* * *
Пожар пылает в парках и на лицах,
привет тебе, осенняя столица,
где невозможно приостановиться,
чтоб перебрать монету в кошельке,
и выяснить, что нет ни тени шанса
дожить без приключений до аванса,
чем избежать печалей экзистанса
в голодной и неприбранной тоске.
Такая ерунда...но вот, что странно:
ты рад, когда соседка Марьиванна,
зайдя вздохнуть о бедствиях Ливана,
и о евреях, потерявших стыд,
вдруг, спохватившись, скажет, - ты бы, Миша,
бросал свои бессовестные вирши,
а то, смотри, всё девки да винище!
Ты б помолился, Миша, Бог простит.
Да, Бог простит...но видишь, Марьиванна,
в пространстве между шкафом и диваном
не одинок я, даже если пьяный
(а это редко, это - иногда)...
тут проживает колченогий столик,
шатающийся, словно алкоголик,
и стих, что светел, сладостен и горек,
с ним просто неразлучен, вот беда...
И никуда от этого не деться,
хоть временами и впадаешь в детство
от грустного нелепого соседства,
от симбиоза музы и клюки,
и на смешной земле смешные дети
мы бурю ждём, хотя не сеем ветер...
на этом тёплом, странном, страшном свете
что сеем мы?
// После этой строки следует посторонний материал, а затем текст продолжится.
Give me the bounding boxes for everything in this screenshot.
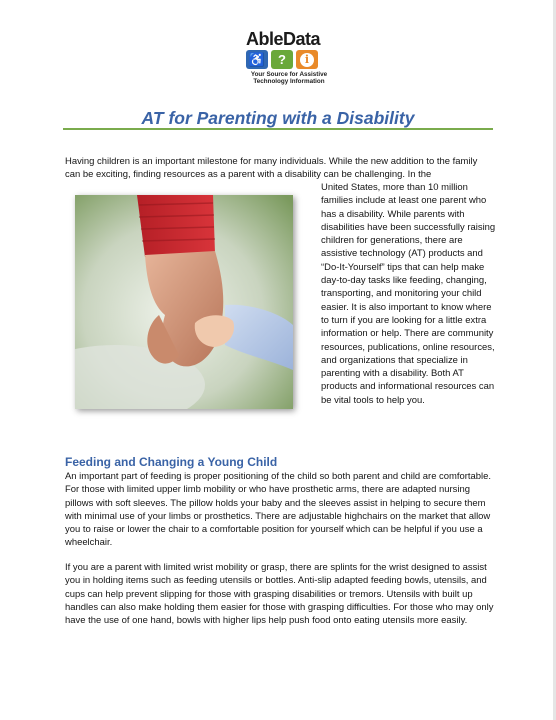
logo-tagline-line1: Your Source for Assistive <box>250 71 328 78</box>
logo-tagline-line2: Technology Information <box>253 78 325 85</box>
section-heading: Feeding and Changing a Young Child <box>65 455 278 469</box>
logo-icon-row <box>246 50 332 69</box>
logo-wordmark: AbleData <box>246 29 321 49</box>
abledata-logo <box>246 30 332 85</box>
wheelchair-icon: ♿ <box>246 50 268 69</box>
question-icon: ? <box>271 50 293 69</box>
intro-paragraph-column: United States, more than 10 million families include at least one parent who has a disability. While parents with disabilities have been successfully raising children for generations, there are assistive technology (AT) products and “Do-It-Yourself” tips that can help make day-to-day tasks like feeding, changing, transporting, and monitoring your child easier. It is also important to know where to turn if you are looking for a little extra information or help. There are community resources, publications, online resources, and organizations that specialize in parenting with a disability. Both AT products and informational resources can be vital tools to help you. <box>321 182 496 406</box>
section-paragraph-2: If you are a parent with limited wrist mobility or grasp, there are splints for the wrist designed to assist you in holding items such as feeding utensils or bottles. Anti-slip adapted feeding bowls, utensils, and cups can help prevent slipping for those with grasping disabilities or tremors. Utensils with built up handles can also make holding them easier for those with grasping difficulties. For those who may only have the use of one hand, bowls with higher lips help push food onto eating utensils more easily. <box>65 562 494 627</box>
parent-child-hands-photo <box>75 195 293 409</box>
info-icon: i <box>296 50 318 69</box>
section-paragraph-1: An important part of feeding is proper positioning of the child so both parent and child are comfortable. For those with limited upper limb mobility or who have prosthetic arms, there are adapted nursing pillows with soft sleeves. The pillow holds your baby and the sleeves assist in helping to secure them with minimal use of your limbs or prosthetics. There are adjustable highchairs on the market that allow you to raise or lower the chair to a comfortable position for yourself which can be helpful if you use a wheelchair. <box>65 471 491 549</box>
logo-tagline <box>246 71 332 85</box>
intro-paragraph-lead: Having children is an important milestone for many individuals. While the new addition to the family can be exciting, finding resources as a parent with a disability can be challenging. In the <box>65 156 478 181</box>
page-title: AT for Parenting with a Disability <box>141 108 415 128</box>
title-divider <box>63 128 493 130</box>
Разлуки и стихи...
Так и живёшь, почти что за пределом,
стареешь духом и грузнеешь телом,
и кажешься себе осиротелым,
разогревая ужин на плите...
Потом, решишь, что это пережитки,
и прекратишь перебирать убытки,
и станешь пить нетрезвые напитки,
вот те, вот эти, и опять вот те...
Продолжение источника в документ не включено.